Oral Answers to Questions — Home Department – in the House of Commons am 12:00 am ar 7 Tachwedd 1991.
To ask the Secretary of State for the Home Department what representations he has received concerning the access to advice of asylum seekers.
Following my right hon. Friend's statement about asylum on 2 July, we have received about 100 letters from hon. Members and about 750 from members of the public and interested organisations. Most have included comments on the availability of advice for asylum seekers.
Will the Minister concede that the proposal in the Asylum Bill removes the right of people seeking political asylum to have access to green form advice? Is he aware that that proposal has been met with horror by advice agencies, legal aid practices and members of the United Kingdom Immigrants Advisory Service? Should not he announce that he will withdraw those parts of the Bill and give people seeking political asylum the same rights to legal advice as anyone else would have, rather than introduce this appalling system under which they will not have the same equality before the law?
The hon. Gentleman is quite mistaken. There are no such proposals in the Bill and we never suggested that there should be. We have said that immigration and asylum cases are unique in that the Government and the United Nations fund a free, professional legal advice and representation service in the shape of UKIAS and the Government fund free solicitors' advice through the green form. With the extension of appeal rights to all asylum seekers, it is not unreasonable to propose—as the Lord Chancellor and my right hon. Friend the Home Secretary propose—that this anomalous double provision should end and that increased resources for advice should be concentrated on UKIAS, especially as the service has a better record of winning cases than solicitors and is more cost effective.
It is clear to solicitors and to many other people that our present asylum procedures are being abused. That should stop. Does my hon. Friend agree that it does the cause of racial integration no good at all that our procedures should be abused? Does he reject the comments that we have heard from the Opposition which have much more to do with their courting votes than with human rights?
Of course asylum procedures should not be abused. Those who are making asylum claims should have access to free professional legal advice, as they want it.
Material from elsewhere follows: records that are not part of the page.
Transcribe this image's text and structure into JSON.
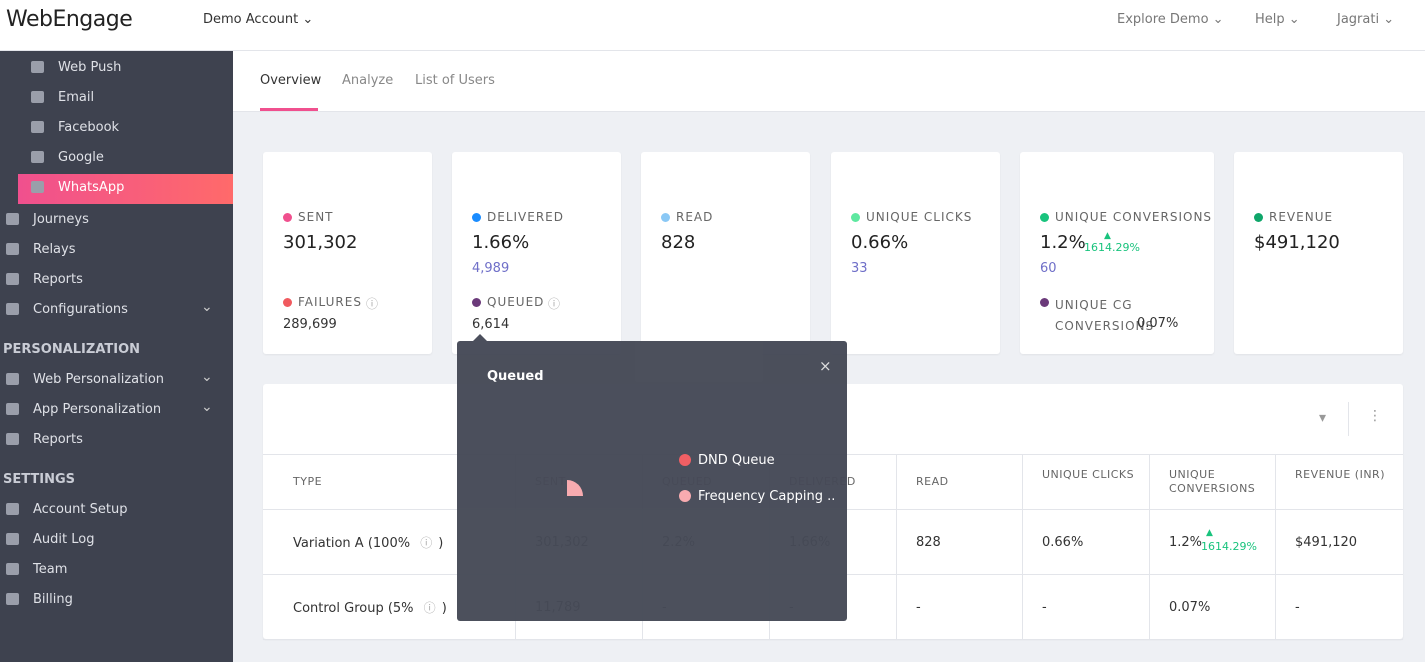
{
  "header": {
    "logo": "WebEngage",
    "account": "Demo Account",
    "nav": [
      "Explore Demo",
      "Help",
      "Jagrati"
    ]
  },
  "sidebar": {
    "channels": [
      "Web Push",
      "Email",
      "Facebook",
      "Google",
      "WhatsApp"
    ],
    "items": [
      "Journeys",
      "Relays",
      "Reports",
      "Configurations"
    ],
    "sections": [
      {
        "title": "PERSONALIZATION",
        "items": [
          "Web Personalization",
          "App Personalization",
          "Reports"
        ]
      },
      {
        "title": "SETTINGS",
        "items": [
          "Account Setup",
          "Audit Log",
          "Team",
          "Billing"
        ]
      }
    ]
  },
  "tabs": [
    "Overview",
    "Analyze",
    "List of Users"
  ],
  "cards": [
    {
      "label": "SENT",
      "value": "301,302",
      "secondary_label": "FAILURES",
      "secondary_value": "289,699"
    },
    {
      "label": "DELIVERED",
      "value": "1.66%",
      "sub": "4,989",
      "secondary_label": "QUEUED",
      "secondary_value": "6,614"
    },
    {
      "label": "READ",
      "value": "828"
    },
    {
      "label": "UNIQUE CLICKS",
      "value": "0.66%",
      "sub": "33"
    },
    {
      "label": "UNIQUE CONVERSIONS",
      "value": "1.2%",
      "change": "1614.29%",
      "sub": "60",
      "secondary_label": "UNIQUE CG CONVERSIONS",
      "secondary_value": "0.07%"
    },
    {
      "label": "REVENUE",
      "value": "$491,120"
    }
  ],
  "table": {
    "columns": [
      "TYPE",
      "SENT",
      "QUEUED",
      "DELIVERED",
      "READ",
      "UNIQUE CLICKS",
      "UNIQUE CONVERSIONS",
      "REVENUE (INR)"
    ],
    "rows": [
      {
        "type": "Variation A (100%",
        "type_close": ")",
        "cells": [
          "301,302",
          "2.2%",
          "1.66%",
          "828",
          "0.66%",
          "1.2%",
          "$491,120"
        ],
        "change": "1614.29%"
      },
      {
        "type": "Control Group (5%",
        "type_close": ")",
        "cells": [
          "11,789",
          "-",
          "-",
          "-",
          "-",
          "0.07%",
          "-"
        ]
      }
    ]
  },
  "popup": {
    "title": "Queued",
    "legend": [
      "DND Queue",
      "Frequency Capping .."
    ]
  }
}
We propose to deal with abuses and to ensure that asylum seekers have the free legal advice that they need.
Does the Minister accept that UKIAS is not capable of providing the same level of professional advice as can presently be provided under the legal aid system? Does he accept that individuals should have the right to choose representation which represents the best value for money and that there is no saving to the Treasury under his proposals? Will he explain why he wrote to UKIAS on 7 October threatening that unless it accepted the Government's proposals he would withdraw its funding or curtail it completely?
What I said to UKIAS—I have had two meetings with the organisation and written to it—is that the availability of green form aid is finally a matter for the Government and Parliament, not for UKIAS. I also said that as we are increasing UKIAS's funding and its ability to represent and advise, if it was unwilling to advise those seeking advice on asylum, it called into question whether the funding for advice, not representation, should go to UKIAS. There is an alternative. We could fund all advice through the green form, but that would not be especially helpful to asylum seekers, as UKIAS has a better record of success in giving advice and making representations to adjudicators and tribunals.
What proportion of asylum seekers come into this country on visitors' permits and then decide that they are in fear of persecution just as their permits come to an end? Is not it easy to give those people advice?
Yes. About three quarters of asylum claimants are already in the country, many of them legitimately as students or visitors and some of them illegitimately, as they have entered the country illegally. Each case needs to be considered on its merits. There can be reasons why people make a claim for asylum after they have been here for some time and we consider all cases properly. We believe that every asylum seeker, whether in-country or arriving at the ports, should have access to good free legal advice.